Our senses are our primary guides to the physical world. Without them, well, we’d be dead.
I’m not saying we’ll die if we lack one of them. There are many who are blind and/or deaf, but managed to survive and thrive in this world. Lacking one or two senses isn’t going to kill you.
But the five senses aren’t the only senses we have. We have four other major senses: a sense of balance, a sense of temperature, a kinesthetic sense and a sense of pain. So, now that we have nine senses to consider, which sense do you think you can lose? Or here’s another question. Which do you value the most?
But before we decide to make an uninformed decision (actually, right off the bat your answer should be pretty well informed since you experience the sense daily, but never mind that), I’ll just go through the five senses again, and discuss the other four.
1. Sight
The ability to detect the visible light spectrum. It’s pretty useful for many things: reading, watching movies, enjoying art, and really, enjoying anything that has lots of vibrant colours. It’s also helpful in judging distance without actually having to travel the distance, and to perceive objects that are too far away for our other five senses to perceive. Like stars. The only sense we can use to perceive stars it sight.
2. Smell
The ability to detect odours. While the human sense of smell is pretty lousy compared to that of animals, it still has its uses. For teenagers, it helps us detect food when our eyes are glued to electronic devices. Smell also helps us detect smoke, and by extension, fire, which is probably helpful when fleeing a burning building in the dark. (Yes, I know. Fire emits light. But I’m quite sure most people are more interested in escaping alive than trying to see the fire for themselves.)
3. Hearing
The ability to detect noise. Like our sense of smell, our hearing is weaker than that of animals, but it’s still handy for communication. Before the advent of instant messaging, most people used their hearing to communicate.
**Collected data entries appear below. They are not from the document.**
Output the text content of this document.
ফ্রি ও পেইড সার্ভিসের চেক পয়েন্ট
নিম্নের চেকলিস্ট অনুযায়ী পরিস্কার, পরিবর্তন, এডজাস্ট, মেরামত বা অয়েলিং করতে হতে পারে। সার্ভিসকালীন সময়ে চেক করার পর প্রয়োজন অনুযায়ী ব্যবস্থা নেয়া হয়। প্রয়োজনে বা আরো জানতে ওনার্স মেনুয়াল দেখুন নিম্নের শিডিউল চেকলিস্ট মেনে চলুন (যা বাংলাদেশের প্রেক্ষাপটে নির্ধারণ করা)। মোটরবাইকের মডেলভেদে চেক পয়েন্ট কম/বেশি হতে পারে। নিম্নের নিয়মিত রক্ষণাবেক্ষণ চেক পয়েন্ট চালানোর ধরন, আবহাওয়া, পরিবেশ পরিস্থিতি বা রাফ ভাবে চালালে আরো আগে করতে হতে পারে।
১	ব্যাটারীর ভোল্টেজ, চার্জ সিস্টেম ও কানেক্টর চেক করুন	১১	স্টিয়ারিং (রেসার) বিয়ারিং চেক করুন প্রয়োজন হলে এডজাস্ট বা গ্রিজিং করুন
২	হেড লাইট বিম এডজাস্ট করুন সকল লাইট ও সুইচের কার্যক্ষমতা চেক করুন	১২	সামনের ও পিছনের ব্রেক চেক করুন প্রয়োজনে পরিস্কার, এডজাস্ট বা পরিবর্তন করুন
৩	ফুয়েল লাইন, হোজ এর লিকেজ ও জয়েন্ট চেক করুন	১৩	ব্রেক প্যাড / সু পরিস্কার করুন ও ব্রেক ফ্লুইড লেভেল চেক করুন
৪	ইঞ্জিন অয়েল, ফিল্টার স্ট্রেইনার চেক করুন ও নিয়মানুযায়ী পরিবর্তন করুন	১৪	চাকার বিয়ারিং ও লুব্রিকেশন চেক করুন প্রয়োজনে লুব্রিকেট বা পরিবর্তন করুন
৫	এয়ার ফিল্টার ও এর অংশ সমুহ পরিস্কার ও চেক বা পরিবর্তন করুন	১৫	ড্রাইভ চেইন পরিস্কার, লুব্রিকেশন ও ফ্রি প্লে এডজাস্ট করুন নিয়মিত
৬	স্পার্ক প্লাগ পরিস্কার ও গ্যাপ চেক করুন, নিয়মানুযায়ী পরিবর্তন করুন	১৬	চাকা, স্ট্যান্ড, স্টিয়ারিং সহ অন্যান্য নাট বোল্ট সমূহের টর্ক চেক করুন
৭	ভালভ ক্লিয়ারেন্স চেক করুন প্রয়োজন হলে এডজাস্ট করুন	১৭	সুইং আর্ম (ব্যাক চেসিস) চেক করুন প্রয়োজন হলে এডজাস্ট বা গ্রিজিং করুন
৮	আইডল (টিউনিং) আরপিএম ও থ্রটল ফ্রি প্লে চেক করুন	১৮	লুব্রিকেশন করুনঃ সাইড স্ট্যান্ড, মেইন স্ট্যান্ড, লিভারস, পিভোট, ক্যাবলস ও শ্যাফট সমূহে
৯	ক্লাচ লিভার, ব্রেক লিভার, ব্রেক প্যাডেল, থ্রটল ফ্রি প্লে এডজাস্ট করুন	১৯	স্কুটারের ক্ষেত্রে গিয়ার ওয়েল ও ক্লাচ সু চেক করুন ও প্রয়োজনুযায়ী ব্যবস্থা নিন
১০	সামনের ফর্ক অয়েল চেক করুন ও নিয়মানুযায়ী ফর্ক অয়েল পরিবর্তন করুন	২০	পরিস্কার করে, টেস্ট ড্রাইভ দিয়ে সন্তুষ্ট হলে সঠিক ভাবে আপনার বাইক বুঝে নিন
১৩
It’s by far one of the most efficient ways that humans share information, especially since the invention of the radio and telephone, because with those, people don’t need to be literate or rich in order to communicate long distance. (If you were literate, you could write letters, and if you were rich, you sent a messenger.)
4. Taste
The ability to detect taste. There are five major types: sweet, salty, bitter, sour and umami. It’s great when you’re eating something delicious and nasty when you’re eating something out of the garbage that moves on its own. It also, to some extent, helps people detect poison, but, then again, the stupidest thing you can do to see whether something is a poison is to put it in your mouth. As far as taste goes, I guess the best thing about it is that it allows us to enjoy food more.
5. Touch
The ability to detect objects, in the simplest words. I can’t imagine what life would be without it, but I guess it would be rather numb. You wouldn’t really be able to tell if you were in contact with anything if you couldn’t see it. Touch is quite useful if you’ve lost the other four major senses, but then again, it’s very useful either way.
6. Balance
The ability to detect one’s movement. It’s the sense that tells you you’re in a moving car even when your eyes are closed and you can’t hear the engine. It also helps you know when you’re going to fall over and how to prevent that. Basically, it’s the sense klutzes don’t take into account.
7. Temperature
The ability to detect heat. (Not cold, however. Cold is a lack of heat.) It’s a pretty good thing if you live in a desert or temperate climate. It’s the sense that tells you to stay in a house when it’s forty below (It doesn’t matter if it’s Fahrenheit or Celsius at that point—negative forty is the same for both) and it also tells you to find a fan or some ice when it’s fifty above. (For you Americans, that means 122 degrees.) This ability also tells to not to stick your hand in liquid nitrogen or boiling water, for that matter.
8. Proprioception
The kinesthetic sense. Basically, this one gives you an awareness of your own body even when your other senses are not beings used or not working. This is the sense that helps find your nose when your eyes are closed, or (not to be rude) the sense that helps you find your butt without either hand.
9. Pain
The ability to detect danger. Contrary to popular belief, pain is not touch on steroids. It’s a distinct phenomenon. It basically tells you that whatever you’re doing right now, you should stop soon. Like poking your eye with a blunt spoon. Or banging your head on a table. Yes, exercising also causes pain, but that’s a topic for another day. (But if you want to, you can read this and this.) Basically, pain is a warning system that tells you what to avoid.
That’s a wrap of the senses. Yes, I could have included common sense, but that’s not a sense that naturally occurs among us. Anyway, it’s so rare that it’s the kind of thing you put in the talents section of your résumé.
Now that you’ve seen the senses up close, which one do you think you can go without?